Mein Gesicht spiegelte sich in der Armatur des Aufzugs. Ich hatte in den letzten Wochen einige Falten dazugewonnen. Surrend setzte sich der Fahrstuhl in Bewegung, nachdem ich die Chipkarte durch das Lesegerät gezogen hatte. Ich warf einen zweiten Blick auf mein goldgefärbtes Spiegelbild. Bildete ich mir das nur ein, oder hatte ich tatsächlich Geheimratsecken bekommen? Ein dezentes pingen kündigte meine Ankunft im vierten Stock an. Direkt dem Fahrstuhl gegenüber lag der Eingang zu 401. Ich betrat den Raum und warf die Chipkarte in eine Schale auf einer Kommode. Die Tür fiel hinter mir ins Schloss. Endlich Ruhe! Mit zügigen Schritten durchquerte ich den Raum und trat an die Balkontür. Sie war nicht verriegelt. Vor mir tat sich die Alster auf. Schwäne zogen ihre Bahnen durch das Wasser. Am Ufer tummelten sich trotz der fortgeschrittenen Tageszeit Touristen und Jogger. Diese Stadt änderte sich nie. Ich drehte mich um und musterte den Raum. Zur Schau gestellter Luxus. Vergoldete Armaturen, teurer Teppich, Hightech-Fernseher und Hifi-Anlage Ich durchschritt den Raum und öffnete die Minibar. Champagner, Softdrinks und tatsächlich das was ich gesucht hatte. Lokales Bier. Ich nahm die Flasche heraus und öffnete sie mit dem in den Kühlschrank integrierten Öffner. Es schmeckte köstlich. Ich nahm die Flasche mit und ging unter die Dusche.

Als ich zurück ins Wohnzimmer trat erwartete mich mein Gepäck. Es war nicht ins Schlafzimmer geräumt worden, sondern stand im Flur. Vermutlich eine kleine Revanche des Concierge. Ich packte meinen Laptop aus und entnahm der Aktentasche den kleinen grünen USB-Stick.
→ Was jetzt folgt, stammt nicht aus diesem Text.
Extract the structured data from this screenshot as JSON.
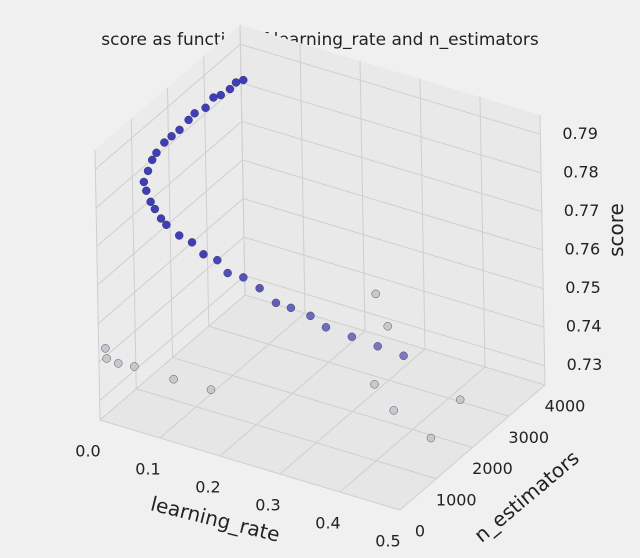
{
  "chart_data": {
    "type": "scatter3d",
    "title": "score as function of learning_rate and n_estimators",
    "xlabel": "learning_rate",
    "ylabel": "n_estimators",
    "zlabel": "score",
    "x": [
      0.01,
      0.01,
      0.012,
      0.015,
      0.015,
      0.02,
      0.02,
      0.022,
      0.025,
      0.03,
      0.03,
      0.035,
      0.04,
      0.045,
      0.05,
      0.06,
      0.07,
      0.08,
      0.09,
      0.1,
      0.12,
      0.14,
      0.16,
      0.18,
      0.2,
      0.22,
      0.25,
      0.28,
      0.3,
      0.33,
      0.36,
      0.4,
      0.44,
      0.48,
      0.005,
      0.01,
      0.02,
      0.05,
      0.1,
      0.15,
      0.25,
      0.3,
      0.35,
      0.4,
      0.45,
      0.48
    ],
    "y": [
      3900,
      3700,
      3500,
      3200,
      3000,
      2700,
      2400,
      2200,
      1900,
      1600,
      1400,
      1100,
      900,
      700,
      500,
      400,
      350,
      300,
      300,
      280,
      300,
      320,
      300,
      350,
      300,
      400,
      350,
      300,
      380,
      420,
      350,
      400,
      450,
      500,
      100,
      50,
      200,
      150,
      400,
      600,
      3500,
      3000,
      1800,
      1500,
      2500,
      1200
    ],
    "z": [
      0.782,
      0.783,
      0.783,
      0.784,
      0.785,
      0.785,
      0.786,
      0.786,
      0.786,
      0.787,
      0.787,
      0.787,
      0.787,
      0.786,
      0.785,
      0.784,
      0.782,
      0.781,
      0.779,
      0.778,
      0.776,
      0.775,
      0.773,
      0.772,
      0.77,
      0.769,
      0.768,
      0.766,
      0.765,
      0.764,
      0.763,
      0.762,
      0.761,
      0.76,
      0.743,
      0.741,
      0.739,
      0.74,
      0.737,
      0.735,
      0.741,
      0.739,
      0.736,
      0.734,
      0.731,
      0.733
    ],
    "color": "#2a2ab8",
    "xlim": [
      0,
      0.5
    ],
    "ylim": [
      0,
      4000
    ],
    "zlim": [
      0.725,
      0.795
    ],
    "xticks": [
      {
        "value": 0,
        "label": "0.0"
      },
      0.1,
      0.2,
      0.3,
      0.4,
      0.5
    ],
    "yticks": [
      0,
      1000,
      2000,
      3000,
      4000
    ],
    "zticks": [
      0.73,
      0.74,
      0.75,
      0.76,
      0.77,
      0.78,
      0.79
    ],
    "grid": true
  }
}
Bevor ich den Laptop startete steckte ich ihn an das Gerät. Der Startbildschirm erschien und forderte mich auf das Passwort einzugeben. Ich tippte die fünfzehnstellige Kombination ein und schaute auf die Uhr. Mir blieben noch zweieinhalb Stunden. Genug Zeit um mich auf das Gespräch vorzubereiten. Schmunzelnd blickte ich auf die Daten vor mir auf dem Bildschirm. Sie waren ein Tor zur Vergangenheit. Ich spürte die Geschichte die sie erzählten fast körperlich. Sie war greifbar. Das hatte mich schon immer bewegt. Als Kind hatte ich viel im Wald gespielt. An einer Stelle nahe am Waldrand gab es einen ovalen Hügel. Mitten im ebenen Wald. Ich hatte ihn unzählige male erklommen und darauf gesessen. Von oben konnte man den Wald gut überblicken. Ein idealer Punkt um beim Verstecken spielen die anderen von weitem zu erspähen. Von dort konnte man auch die Senken im Wald sehen. Kleiner als der Hügel. Mehrere Meter tief. In einem hatten wir einmal Metallsplitter gefunden. Es hatte eine große Aufregung gegeben. Die Polizei war angerückt. Dann der Kampfmittelbeseitigungsdienst. Ein schweres Wort für ein Kind. Sie hatten nichts mehr zum beseitigen gefunden. Am Tag danach vergruben wir unsere Ausbeute in einem Versteck. Splitter britischer Bomben. Keine hatte das alte Hügelgrab getroffen. Was in ihm ruhte, ruhte dort weiter und verbreitete das Gefühl die Vergangenheit berühren zu können..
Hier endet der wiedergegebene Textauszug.